Outside were five of the cultists who had left the estate with the first, the one Geroux assumed was inside the church with Asya and Ka’nak.
“What do you intend to do with me?” Aht Gow asked, a mix of fear and inborn arrogance coming out in her snarl. “I am Emperor Krol Gow’s blood sister. He will not tolerate such mistreatment of me.”
“I know who you are,” Geroux shot back. “And right now I don’t give a damn what your brother thinks. You’re conspiring with our enemy, and your friends have kidnapped mine. Until I get them back, you’re not going anywhere, no matter how much you bitch and complain and try to throw your weight around.”
Aht Gow stiffened in the straps that Geroux had used to bind her, her eyes narrow slits as she glared at Geroux.
Geroux turned away from the emperor’s sister, wanting nothing to do with the female beyond trading her for her friends.
Unfortunately, Geroux hadn’t figured out the best way to do that yet.
She’d watched Asya and Ka’nak being taken down easily by the aliens, and she knew damn well she didn’t stand a chance against them in combat if those two had been so easily disarmed. She couldn’t bull her way and demand a trade.
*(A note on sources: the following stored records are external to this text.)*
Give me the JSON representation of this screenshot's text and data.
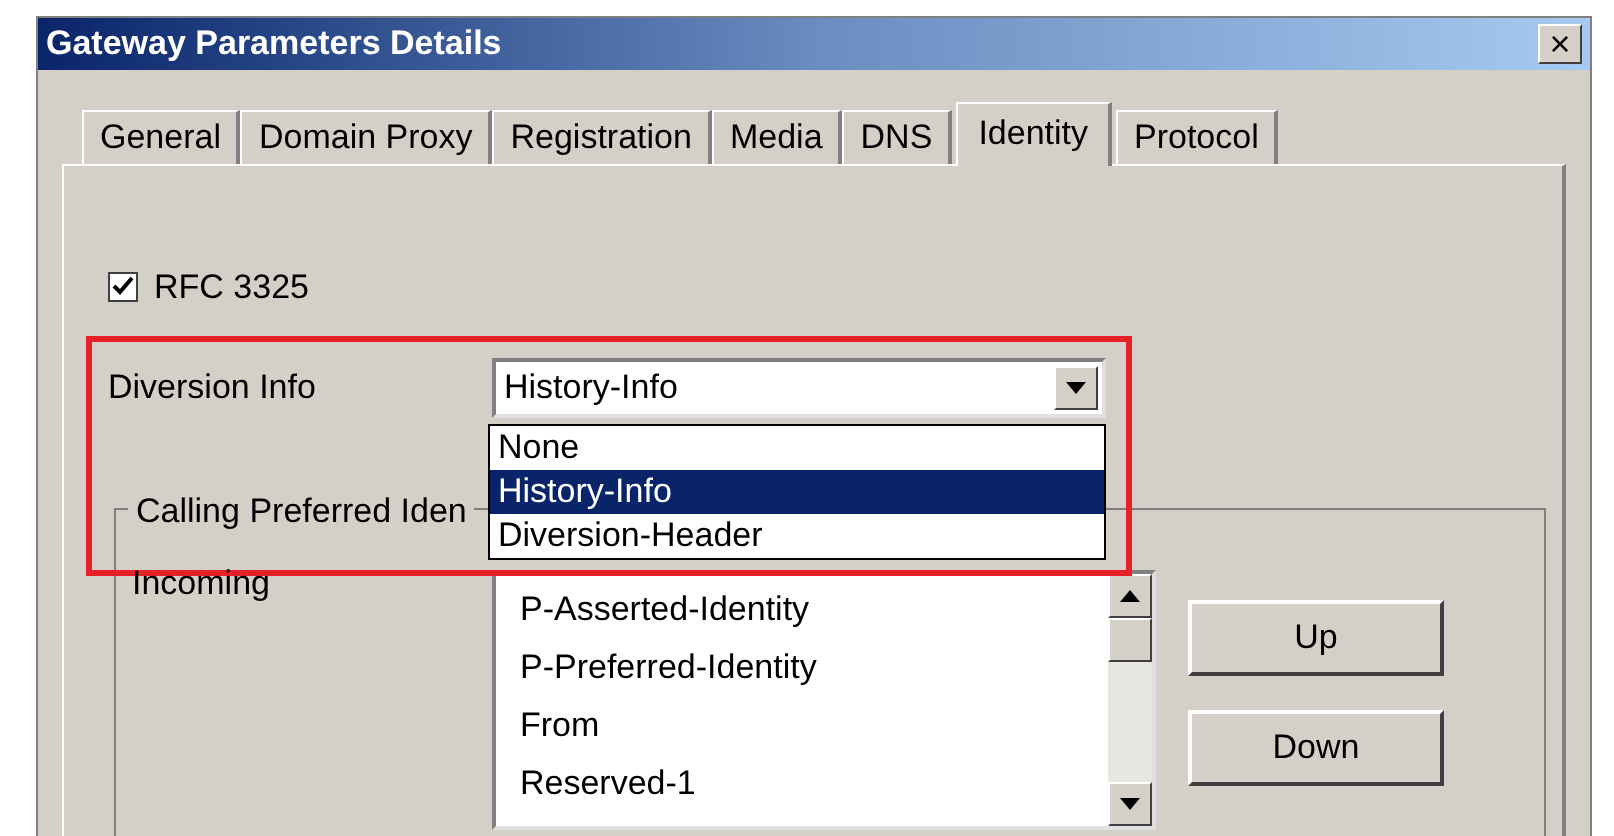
{
  "window": {
    "title": "Gateway Parameters Details",
    "close": "×"
  },
  "tabs": [
    {
      "label": "General",
      "selected": false
    },
    {
      "label": "Domain Proxy",
      "selected": false
    },
    {
      "label": "Registration",
      "selected": false
    },
    {
      "label": "Media",
      "selected": false
    },
    {
      "label": "DNS",
      "selected": false
    },
    {
      "label": "Identity",
      "selected": true
    },
    {
      "label": "Protocol",
      "selected": false
    }
  ],
  "rfc_checkbox": {
    "label": "RFC 3325",
    "checked": true
  },
  "diversion_info": {
    "label": "Diversion Info",
    "value": "History-Info",
    "open": true,
    "options": [
      {
        "label": "None",
        "selected": false
      },
      {
        "label": "History-Info",
        "selected": true
      },
      {
        "label": "Diversion-Header",
        "selected": false
      }
    ]
  },
  "highlight": {
    "color": "#e8202a"
  },
  "group": {
    "title": "Calling Preferred Iden",
    "incoming_label": "Incoming",
    "list": [
      {
        "label": "P-Asserted-Identity",
        "selected": false
      },
      {
        "label": "P-Preferred-Identity",
        "selected": false
      },
      {
        "label": "From",
        "selected": false
      },
      {
        "label": "Reserved-1",
        "selected": false
      }
    ],
    "buttons": [
      "Up",
      "Down"
    ]
  }
}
No, she had to figure out how to entice the enemy with the emperor’s sister while avoiding being captured or killed herself.
“This will not end well for you,” Aht Gow told her.
“Want me to gag her?” San Roche asked.
Geroux was tempted. She couldn’t think with the Muultu prattling on. But she decided against it.
The more the emperor’s sister talked, the more likely it was that she would reveal something she didn’t intend to. Geroux hoped that something would help her figure out how to get her friends back safely.